What Are Tesla's Near-Term Growth Catalysts?
Beyond merger speculation, Munster outlined specific milestones that could drive Tesla's stock price higher. He identified three major areas where visible progress could trigger a significant re-rating of the company's valuation: Robotaxi deployment at scale, physical AI adoption through Optimus, and successful autonomous driving execution.
Munster suggested that Tesla could potentially reach $600 per share by the end of 2027 if the company successfully executes across these three areas. One particularly important psychological and commercial validation milestone, according to Munster, would be when Tesla crosses approximately 5,000 operational Robotaxis in active service.
Currently, Munster characterized Optimus as still being in "science project" stage, but he emphasized that the humanoid robot platform could eventually become larger than Tesla's core automotive business if physical AI adoption accelerates over time. This suggests that investors should view Tesla not primarily as a car company, but as an AI and robotics company that happens to manufacture vehicles.
How Are Retail Investors Reacting to SpaceX IPO Plans?

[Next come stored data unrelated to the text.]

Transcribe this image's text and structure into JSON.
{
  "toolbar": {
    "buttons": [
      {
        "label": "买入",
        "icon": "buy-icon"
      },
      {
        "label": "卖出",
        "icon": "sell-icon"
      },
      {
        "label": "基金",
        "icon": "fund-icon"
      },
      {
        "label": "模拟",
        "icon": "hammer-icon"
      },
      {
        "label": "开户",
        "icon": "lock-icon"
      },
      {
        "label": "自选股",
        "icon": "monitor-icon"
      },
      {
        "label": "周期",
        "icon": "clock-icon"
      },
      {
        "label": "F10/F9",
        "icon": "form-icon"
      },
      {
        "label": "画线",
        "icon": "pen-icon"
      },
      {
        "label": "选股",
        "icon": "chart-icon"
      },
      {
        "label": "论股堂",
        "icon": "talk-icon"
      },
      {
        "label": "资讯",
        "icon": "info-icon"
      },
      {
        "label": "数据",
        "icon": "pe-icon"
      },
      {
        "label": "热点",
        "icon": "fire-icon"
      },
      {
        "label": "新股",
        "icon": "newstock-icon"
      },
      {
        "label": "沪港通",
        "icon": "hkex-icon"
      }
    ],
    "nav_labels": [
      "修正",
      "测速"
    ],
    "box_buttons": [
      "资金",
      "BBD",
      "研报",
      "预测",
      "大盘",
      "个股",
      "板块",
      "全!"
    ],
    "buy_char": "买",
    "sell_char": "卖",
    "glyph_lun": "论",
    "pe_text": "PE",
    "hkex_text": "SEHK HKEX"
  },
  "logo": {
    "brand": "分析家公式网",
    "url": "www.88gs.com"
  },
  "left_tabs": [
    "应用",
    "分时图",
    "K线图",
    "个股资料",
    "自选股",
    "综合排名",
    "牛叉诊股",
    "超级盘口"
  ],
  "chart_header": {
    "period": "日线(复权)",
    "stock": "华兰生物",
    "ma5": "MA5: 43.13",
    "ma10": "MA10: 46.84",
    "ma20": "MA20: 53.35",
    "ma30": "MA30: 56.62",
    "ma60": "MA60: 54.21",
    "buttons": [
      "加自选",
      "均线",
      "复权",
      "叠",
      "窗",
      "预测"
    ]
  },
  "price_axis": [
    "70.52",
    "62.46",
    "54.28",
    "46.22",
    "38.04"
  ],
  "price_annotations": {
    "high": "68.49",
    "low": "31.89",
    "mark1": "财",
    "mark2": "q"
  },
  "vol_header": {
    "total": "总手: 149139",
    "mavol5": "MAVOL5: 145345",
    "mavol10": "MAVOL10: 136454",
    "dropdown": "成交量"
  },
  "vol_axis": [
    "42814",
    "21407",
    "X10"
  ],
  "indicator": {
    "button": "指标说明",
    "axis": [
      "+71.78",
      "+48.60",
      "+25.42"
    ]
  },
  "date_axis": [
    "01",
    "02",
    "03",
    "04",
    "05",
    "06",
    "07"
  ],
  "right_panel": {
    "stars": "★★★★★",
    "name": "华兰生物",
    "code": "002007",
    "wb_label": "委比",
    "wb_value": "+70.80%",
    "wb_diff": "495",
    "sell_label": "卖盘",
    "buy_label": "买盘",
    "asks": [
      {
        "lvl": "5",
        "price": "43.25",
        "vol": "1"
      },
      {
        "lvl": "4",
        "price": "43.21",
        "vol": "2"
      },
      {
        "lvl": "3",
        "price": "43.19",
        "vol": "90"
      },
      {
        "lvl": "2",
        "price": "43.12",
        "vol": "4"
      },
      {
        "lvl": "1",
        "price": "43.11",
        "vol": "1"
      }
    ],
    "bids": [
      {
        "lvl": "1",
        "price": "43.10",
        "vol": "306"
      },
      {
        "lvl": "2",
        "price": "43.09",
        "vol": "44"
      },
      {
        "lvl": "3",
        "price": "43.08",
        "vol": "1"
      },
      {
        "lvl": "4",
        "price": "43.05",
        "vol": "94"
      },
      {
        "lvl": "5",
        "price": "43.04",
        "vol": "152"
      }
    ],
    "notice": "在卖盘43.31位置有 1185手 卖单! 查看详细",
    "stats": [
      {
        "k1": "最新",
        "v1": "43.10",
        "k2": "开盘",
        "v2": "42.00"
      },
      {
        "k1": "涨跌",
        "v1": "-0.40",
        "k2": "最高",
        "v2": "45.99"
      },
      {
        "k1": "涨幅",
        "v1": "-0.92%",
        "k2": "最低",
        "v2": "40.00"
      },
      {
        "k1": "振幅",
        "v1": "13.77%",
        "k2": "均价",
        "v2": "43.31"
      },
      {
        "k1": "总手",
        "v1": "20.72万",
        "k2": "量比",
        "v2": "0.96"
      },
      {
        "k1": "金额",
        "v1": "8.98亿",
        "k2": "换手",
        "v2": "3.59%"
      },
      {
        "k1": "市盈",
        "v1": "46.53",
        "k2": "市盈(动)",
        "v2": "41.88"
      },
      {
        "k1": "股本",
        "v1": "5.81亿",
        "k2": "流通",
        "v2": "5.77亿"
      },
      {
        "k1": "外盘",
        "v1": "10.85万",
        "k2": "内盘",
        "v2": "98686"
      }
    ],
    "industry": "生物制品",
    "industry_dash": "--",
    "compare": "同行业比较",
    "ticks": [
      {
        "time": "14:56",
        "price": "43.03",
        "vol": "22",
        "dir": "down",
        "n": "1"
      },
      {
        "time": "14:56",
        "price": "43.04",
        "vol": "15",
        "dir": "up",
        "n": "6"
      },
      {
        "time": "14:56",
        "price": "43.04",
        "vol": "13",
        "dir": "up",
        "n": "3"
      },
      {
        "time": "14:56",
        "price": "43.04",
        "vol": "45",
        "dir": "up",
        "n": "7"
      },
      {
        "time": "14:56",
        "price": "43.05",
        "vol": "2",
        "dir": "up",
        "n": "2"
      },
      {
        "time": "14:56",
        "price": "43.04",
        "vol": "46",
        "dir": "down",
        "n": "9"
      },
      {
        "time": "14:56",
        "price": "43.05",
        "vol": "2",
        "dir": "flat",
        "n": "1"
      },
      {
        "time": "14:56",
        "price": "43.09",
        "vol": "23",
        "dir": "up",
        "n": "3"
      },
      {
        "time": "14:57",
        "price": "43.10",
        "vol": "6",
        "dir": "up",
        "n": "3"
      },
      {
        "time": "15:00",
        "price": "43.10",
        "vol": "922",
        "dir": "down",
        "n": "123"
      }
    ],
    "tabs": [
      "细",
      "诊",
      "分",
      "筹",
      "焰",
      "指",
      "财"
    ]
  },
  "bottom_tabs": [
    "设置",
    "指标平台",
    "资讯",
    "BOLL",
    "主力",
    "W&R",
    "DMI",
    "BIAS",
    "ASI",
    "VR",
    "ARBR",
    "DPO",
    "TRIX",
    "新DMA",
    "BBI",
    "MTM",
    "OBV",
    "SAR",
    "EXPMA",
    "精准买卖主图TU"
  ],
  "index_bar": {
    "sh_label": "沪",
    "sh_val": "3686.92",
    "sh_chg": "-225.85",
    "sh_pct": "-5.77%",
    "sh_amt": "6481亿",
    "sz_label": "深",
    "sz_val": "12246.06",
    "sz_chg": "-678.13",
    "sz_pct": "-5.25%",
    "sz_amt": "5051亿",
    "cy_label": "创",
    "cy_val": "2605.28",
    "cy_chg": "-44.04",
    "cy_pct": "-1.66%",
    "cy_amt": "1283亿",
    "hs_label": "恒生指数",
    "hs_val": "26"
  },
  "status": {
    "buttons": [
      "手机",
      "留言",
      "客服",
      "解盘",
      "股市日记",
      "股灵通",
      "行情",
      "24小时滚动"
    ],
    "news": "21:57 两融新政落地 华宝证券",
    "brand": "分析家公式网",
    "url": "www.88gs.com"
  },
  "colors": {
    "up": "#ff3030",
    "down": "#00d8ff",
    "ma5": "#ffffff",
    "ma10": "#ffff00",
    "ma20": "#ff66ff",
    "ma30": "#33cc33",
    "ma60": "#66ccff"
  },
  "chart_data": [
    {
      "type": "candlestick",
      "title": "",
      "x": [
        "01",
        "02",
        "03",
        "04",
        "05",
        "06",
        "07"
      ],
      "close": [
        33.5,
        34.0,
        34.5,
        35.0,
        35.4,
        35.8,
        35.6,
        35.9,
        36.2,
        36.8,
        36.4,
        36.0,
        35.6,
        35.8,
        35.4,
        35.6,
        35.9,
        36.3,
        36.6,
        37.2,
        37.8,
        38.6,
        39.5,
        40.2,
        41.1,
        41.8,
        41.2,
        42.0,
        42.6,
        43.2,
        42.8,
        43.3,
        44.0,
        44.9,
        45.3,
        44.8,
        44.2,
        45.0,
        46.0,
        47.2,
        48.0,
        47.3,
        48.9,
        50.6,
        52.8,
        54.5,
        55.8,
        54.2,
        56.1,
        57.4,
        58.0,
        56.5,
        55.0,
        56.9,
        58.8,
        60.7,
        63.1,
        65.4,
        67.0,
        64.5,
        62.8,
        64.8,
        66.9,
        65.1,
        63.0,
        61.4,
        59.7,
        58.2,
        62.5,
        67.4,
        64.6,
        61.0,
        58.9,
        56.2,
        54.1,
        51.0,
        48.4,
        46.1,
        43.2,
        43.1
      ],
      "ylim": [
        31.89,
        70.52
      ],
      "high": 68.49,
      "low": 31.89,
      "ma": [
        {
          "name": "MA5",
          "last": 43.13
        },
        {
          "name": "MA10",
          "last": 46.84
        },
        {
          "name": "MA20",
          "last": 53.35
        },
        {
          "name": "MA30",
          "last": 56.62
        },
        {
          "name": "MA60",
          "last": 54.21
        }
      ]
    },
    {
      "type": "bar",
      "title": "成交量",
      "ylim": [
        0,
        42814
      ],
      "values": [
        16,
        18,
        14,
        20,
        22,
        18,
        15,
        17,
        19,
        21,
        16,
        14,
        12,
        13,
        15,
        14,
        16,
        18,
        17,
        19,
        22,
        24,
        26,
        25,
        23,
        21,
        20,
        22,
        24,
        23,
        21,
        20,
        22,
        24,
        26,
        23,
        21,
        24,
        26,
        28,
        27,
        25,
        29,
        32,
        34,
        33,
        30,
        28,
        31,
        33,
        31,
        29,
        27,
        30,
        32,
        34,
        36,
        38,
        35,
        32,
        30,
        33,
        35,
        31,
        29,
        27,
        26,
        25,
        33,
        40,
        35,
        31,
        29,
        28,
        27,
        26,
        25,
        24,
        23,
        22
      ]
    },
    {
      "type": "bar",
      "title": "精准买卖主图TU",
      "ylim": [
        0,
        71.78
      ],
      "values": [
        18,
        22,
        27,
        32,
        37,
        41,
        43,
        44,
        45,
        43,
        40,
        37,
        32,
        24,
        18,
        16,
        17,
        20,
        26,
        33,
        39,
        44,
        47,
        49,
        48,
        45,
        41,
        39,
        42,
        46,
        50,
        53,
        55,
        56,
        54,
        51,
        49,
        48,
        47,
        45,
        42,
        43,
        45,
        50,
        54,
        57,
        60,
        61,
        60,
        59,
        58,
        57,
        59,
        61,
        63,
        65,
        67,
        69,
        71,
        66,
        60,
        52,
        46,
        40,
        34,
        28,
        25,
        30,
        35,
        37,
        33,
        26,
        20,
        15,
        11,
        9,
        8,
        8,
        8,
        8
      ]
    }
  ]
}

Retail sentiment on the Stocktwits platform reveals sharply different perspectives on the upcoming SpaceX IPO and its implications for Tesla. While Tesla sentiment remained "bullish" with "normal" message volume as of May 18, SpaceX sentiment turned "extremely bullish" with "extremely high" chatter, suggesting retail investors are particularly excited about the space company's public debut.
However, not all retail traders view the SpaceX IPO positively for Tesla shareholders. Some expressed concern that the massive capital raise could pull resources and investor attention away from Tesla, potentially creating a near-term headwind for the electric vehicle manufacturer's stock price. SpaceX is expected to begin its IPO process within days, with a potential June Nasdaq debut under the ticker "SPCX," and Musk has publicly stated he has no plans to sell any SpaceX shares after the listing.
Year-to-date performance shows Tesla lagging several of its "Magnificent Seven" technology peers, with the stock down approximately 6% as of the reporting period, making it the third-worst performer in that elite group.